Temperature.: working temperature; RT: room temperature; Light cond.: Light condition; $R_g$: resistance of the sensor exposed to NO₂; $R_a$: resistance of the sensor exposed to air or N₂; t_res.: response time; t_rec.: recovery time; LOD: low detection limit.

. As we all know, an ideal gas sensor requires high response and selectivity, low operating temperature, and a low detection limit. The In₂S_xO_3−x sensor demonstrates a comparatively high response to low-concentration NO₂ at room temperature, offering a simple path toward potentially lower-cost sensors.
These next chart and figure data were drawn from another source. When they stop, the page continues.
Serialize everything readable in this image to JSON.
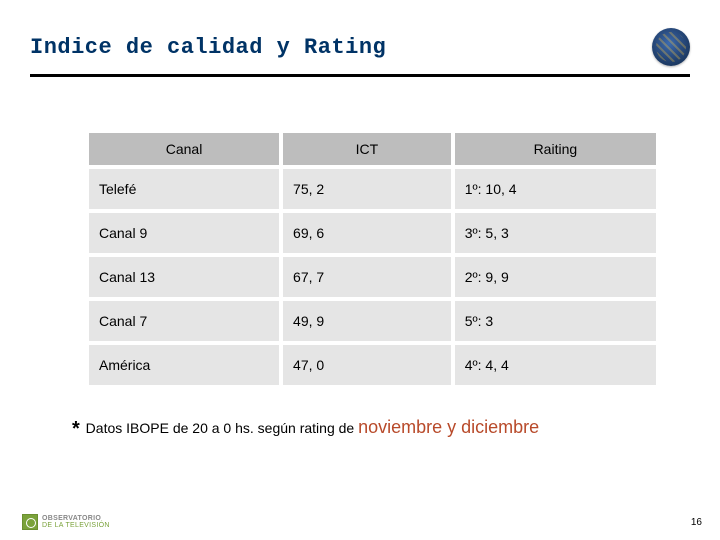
{
  "title": "Indice de calidad y Rating",
  "table": {
    "columns": [
      "Canal",
      "ICT",
      "Raiting"
    ],
    "rows": [
      [
        "Telefé",
        "75, 2",
        "1º: 10, 4"
      ],
      [
        "Canal 9",
        "69, 6",
        "3º: 5, 3"
      ],
      [
        "Canal 13",
        "67, 7",
        "2º: 9, 9"
      ],
      [
        "Canal 7",
        "49, 9",
        "5º: 3"
      ],
      [
        "América",
        "47, 0",
        "4º: 4, 4"
      ]
    ],
    "header_bg": "#bdbdbd",
    "cell_bg": "#e5e5e5",
    "font_size": 14
  },
  "footnote": {
    "ast": "*",
    "pre": " Datos IBOPE de 20 a 0 hs. según rating de ",
    "highlight": "noviembre y diciembre",
    "highlight_color": "#b84a2a"
  },
  "footer_logo": {
    "line1": "OBSERVATORIO",
    "line2": "DE LA TELEVISIÓN"
  },
  "slide_number": "16",
  "colors": {
    "title": "#003366",
    "rule": "#000000",
    "background": "#ffffff"
  }
}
Unlike conventional metal oxide-based sensors, the interaction between NO₂ and this 2D surface is majorly dominated by physisorption. The fully reversible and stable resistance cycles of In₂S_xO_3−x (Figure 5b), with minimal baseline drift, are characteristic of predominant physisorption. This behavior contrasts with the baseline drift often associated with strong chemisorption or surface oxidation. This mechanism enables operation at room temperature, significantly reducing power consumption [45,46]. We propose that the sulfurization process, through the replacement of oxygen with sulfur, increases the carrier concentration of the material. Consequently, under identical test conditions, In₂S_xO_3−x exhibits better recovery performance than In₂O₃. Furthermore, the optical driving method can excite electrons and induce them to migrate to the surface of the material, further enhancing the carrier concentration at the surface. This reduces the required excitation energy, allowing In₂S_xO_3−x to be activated by visible light of longer wavelengths than required for In₂O₃, as shown in the schematic diagram of Figure 6. When NO₂ molecules contact the material, electron dipoles are formed on the interface between In₂S_xO_3−x and NO₂ due to its paramagnetic nature. This promotes charge transfer from the n-type In₂S_xO_3−x, which acts as an electron donor, to the electron-accepting NO₂ molecules. The consequent decrease in the carrier concentration of the material leads to an increase in resistance and resistance recovery after the desorption of NO₂ [47].

4. Conclusions

A large lateral dimension of the 2D In₂S_xO_3−x nanosheet in micrometer scale was synthesized using a liquid metal printing method for In₂O₃ followed by a controlled annealing treatment. This annealing process induced sulfurization, partially replacing oxygen with sulfur to transform In₂O₃ into In₂S_xO_3−x. The resulting material demonstrated highly selective and completely reversible NO₂ sensing performance at room temperature. Individual 2D flakes of both In₂O₃ and In₂S_xO_3−x were isolated with thicknesses of ~6.3 nm. Sulfurization significantly modified the bandgap, yielding an n-type semiconducting material. The electronic structure of 2D In₂S_xO_3−x was particularly favorable for NO₂ physisorption and interfacial charge transfer due to optimal band alignment and carrier concentrations. This was supported by I–V characterization, which revealed the superior electrical properties of In₂S_xO_3−x compared with In₂O₃. Consequently, the In₂S_xO_3−x sensor demonstrated excellent performance at room temperature, achieving response factors from 0.03 to 1.2 for low NO₂ concentrations (0.1 to 10 ppm) under 460 nm visible light excitation. The sensor was highly selective towards NO₂ despite being tested at concentrations at least five times lower than those of other referential gases. It also exhibited complete reversibility and a faster response time. This study establishes 2D non-layered metal oxysulfides as a promising class of high-performance sensing materials with strong potential for developing lower-cost, low-power, and room-temperature NO₂ sensors.